A product of the University of Alabama, Hodges won the 2020 Portland Open in the Korn Ferry Tour’s super-season and added 17 top-25s in 37 starts to earn his card. Hodges hasn’t necessarily been bad in his freshman campaign, making the weekend in five of seven appearances thus far in the 2021-22 season. Conversely, he’s not thriving, either, with just one finish in the top 40 and ranking 166th in strokes gained. Thursday was the first step back into the right direction.
Big man, big drives
Let us preface this by saying we are not completely confident this is correct. But we’re not going to let a little thing like facts get in the way of entertainment.
James Hart du Preez, a 6'10" South African, is making his PGA Tour debut this week. The 26-year-old led the Sunshine Tour in driving distance with a get-out-of-town 373.07-yard average last season, and though altitude factors into those numbers it is still 15 yards longer than anyone else on the circuit.
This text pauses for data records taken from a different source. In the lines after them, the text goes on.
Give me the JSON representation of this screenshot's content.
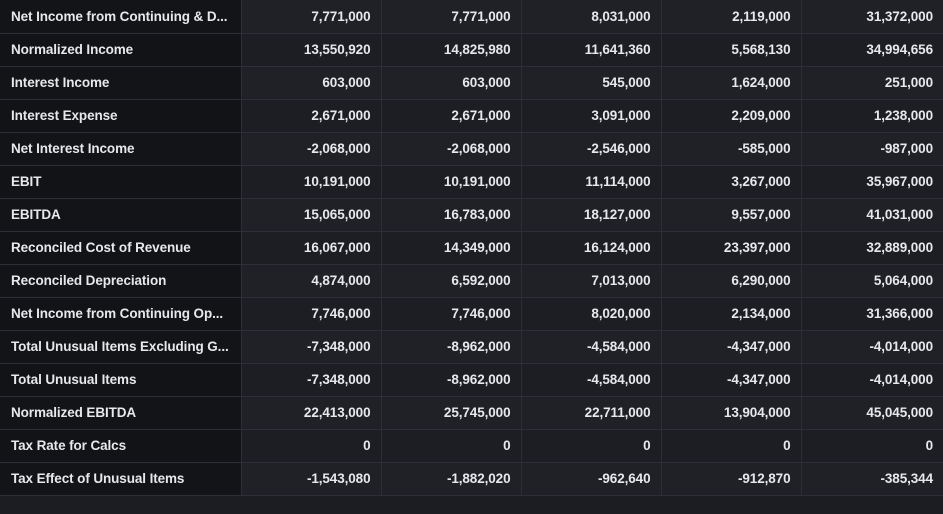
{
  "table": {
    "rows": [
      {
        "label": "Net Income from Continuing & D...",
        "values": [
          "7,771,000",
          "7,771,000",
          "8,031,000",
          "2,119,000",
          "31,372,000"
        ]
      },
      {
        "label": "Normalized Income",
        "values": [
          "13,550,920",
          "14,825,980",
          "11,641,360",
          "5,568,130",
          "34,994,656"
        ]
      },
      {
        "label": "Interest Income",
        "values": [
          "603,000",
          "603,000",
          "545,000",
          "1,624,000",
          "251,000"
        ]
      },
      {
        "label": "Interest Expense",
        "values": [
          "2,671,000",
          "2,671,000",
          "3,091,000",
          "2,209,000",
          "1,238,000"
        ]
      },
      {
        "label": "Net Interest Income",
        "values": [
          "-2,068,000",
          "-2,068,000",
          "-2,546,000",
          "-585,000",
          "-987,000"
        ]
      },
      {
        "label": "EBIT",
        "values": [
          "10,191,000",
          "10,191,000",
          "11,114,000",
          "3,267,000",
          "35,967,000"
        ]
      },
      {
        "label": "EBITDA",
        "values": [
          "15,065,000",
          "16,783,000",
          "18,127,000",
          "9,557,000",
          "41,031,000"
        ]
      },
      {
        "label": "Reconciled Cost of Revenue",
        "values": [
          "16,067,000",
          "14,349,000",
          "16,124,000",
          "23,397,000",
          "32,889,000"
        ]
      },
      {
        "label": "Reconciled Depreciation",
        "values": [
          "4,874,000",
          "6,592,000",
          "7,013,000",
          "6,290,000",
          "5,064,000"
        ]
      },
      {
        "label": "Net Income from Continuing Op...",
        "values": [
          "7,746,000",
          "7,746,000",
          "8,020,000",
          "2,134,000",
          "31,366,000"
        ]
      },
      {
        "label": "Total Unusual Items Excluding G...",
        "values": [
          "-7,348,000",
          "-8,962,000",
          "-4,584,000",
          "-4,347,000",
          "-4,014,000"
        ]
      },
      {
        "label": "Total Unusual Items",
        "values": [
          "-7,348,000",
          "-8,962,000",
          "-4,584,000",
          "-4,347,000",
          "-4,014,000"
        ]
      },
      {
        "label": "Normalized EBITDA",
        "values": [
          "22,413,000",
          "25,745,000",
          "22,711,000",
          "13,904,000",
          "45,045,000"
        ]
      },
      {
        "label": "Tax Rate for Calcs",
        "values": [
          "0",
          "0",
          "0",
          "0",
          "0"
        ]
      },
      {
        "label": "Tax Effect of Unusual Items",
        "values": [
          "-1,543,080",
          "-1,882,020",
          "-962,640",
          "-912,870",
          "-385,344"
        ]
      }
    ]
  }
}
By score it was an inauspicious start Thursday for du Preez, only five players turning in a higher card than his four-over 76. However, if the ShotLink data is accurate, du Preez connected on two drives that crossed the 400-yard barrier.
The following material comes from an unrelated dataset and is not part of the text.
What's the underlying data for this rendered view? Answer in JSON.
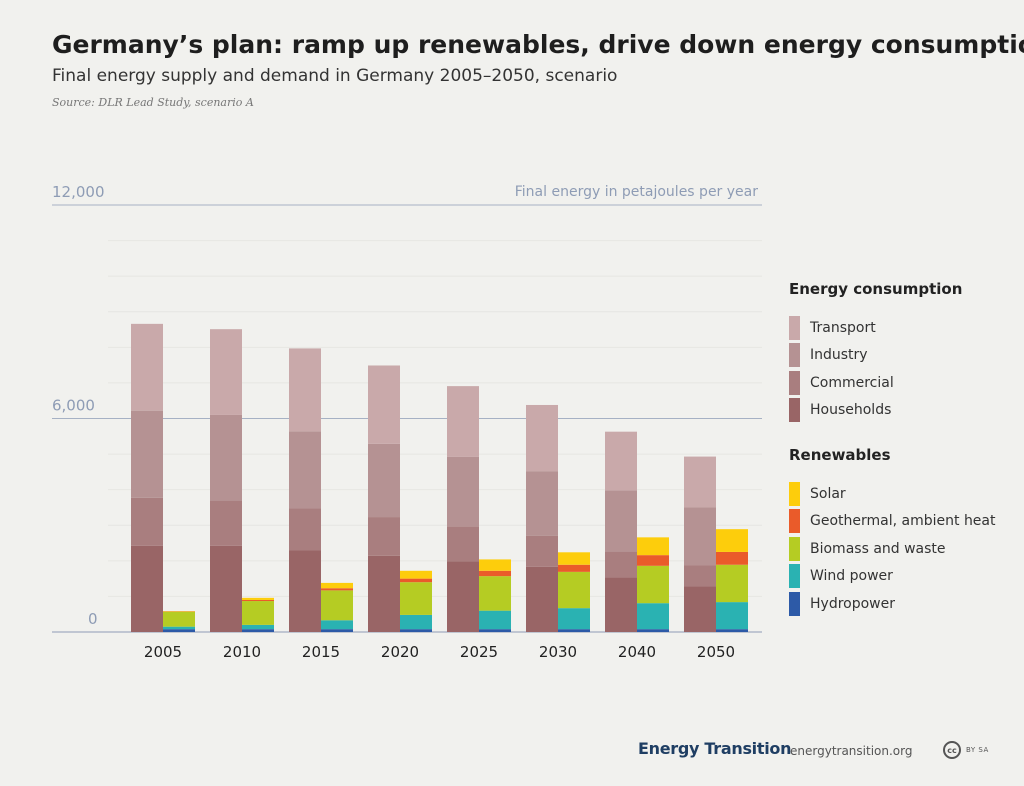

The first came at the Stadium Course’s par-5 fifth, where a 407-yard moon shot left him with just 150 yards and change.
The second missile was launch at the 452-yard ninth, which, according to this illustration, was a bittttt of a foul ball. If foul balls traveled 406 yards.
Those are numbers that make Bryson DeChambeau look like Ben Crane.
Of course, du Preez could have used Crane’s iron prowess, losing a whopping five shots to the field in approach. The man clearly has the “bomb” part down, though. If he figures out the “gouge,” oh baby.
Phil Mickelson has played more than 40,700 holes in his PGA Tour career. On Thursday, he did something that’s only happened a handful of times. And it’s something Mickelson would like to forget.
At La Quinta’s par-4 eighth Mickelson blew two balls out of bounds off the tee and it didn’t get much better from there. (We can't tell precisely since, mentioned above, ShotLink data is not available.) But whatever happened was not good, as Mickelson walked away with a quintuple-bogey 9. If that sounds rare, it is, just the 11th score of 9 or higher in Mickelson’s career, according to the PGA Tour Comms team.
Mickelson somewhat righted the course on the back, offsetting three bogeys with an eagle and birdie, but the damage had been done, leaving the six-time major champ in a tie for last place at six over. (In 2019, he shot 1 12-under 60 at La Quinta in the opening round.) He has two days to remaining to make a charge, although with his bad round coming at one of the easier of the three tracks, the 51-year-old will need some magic, and need some help.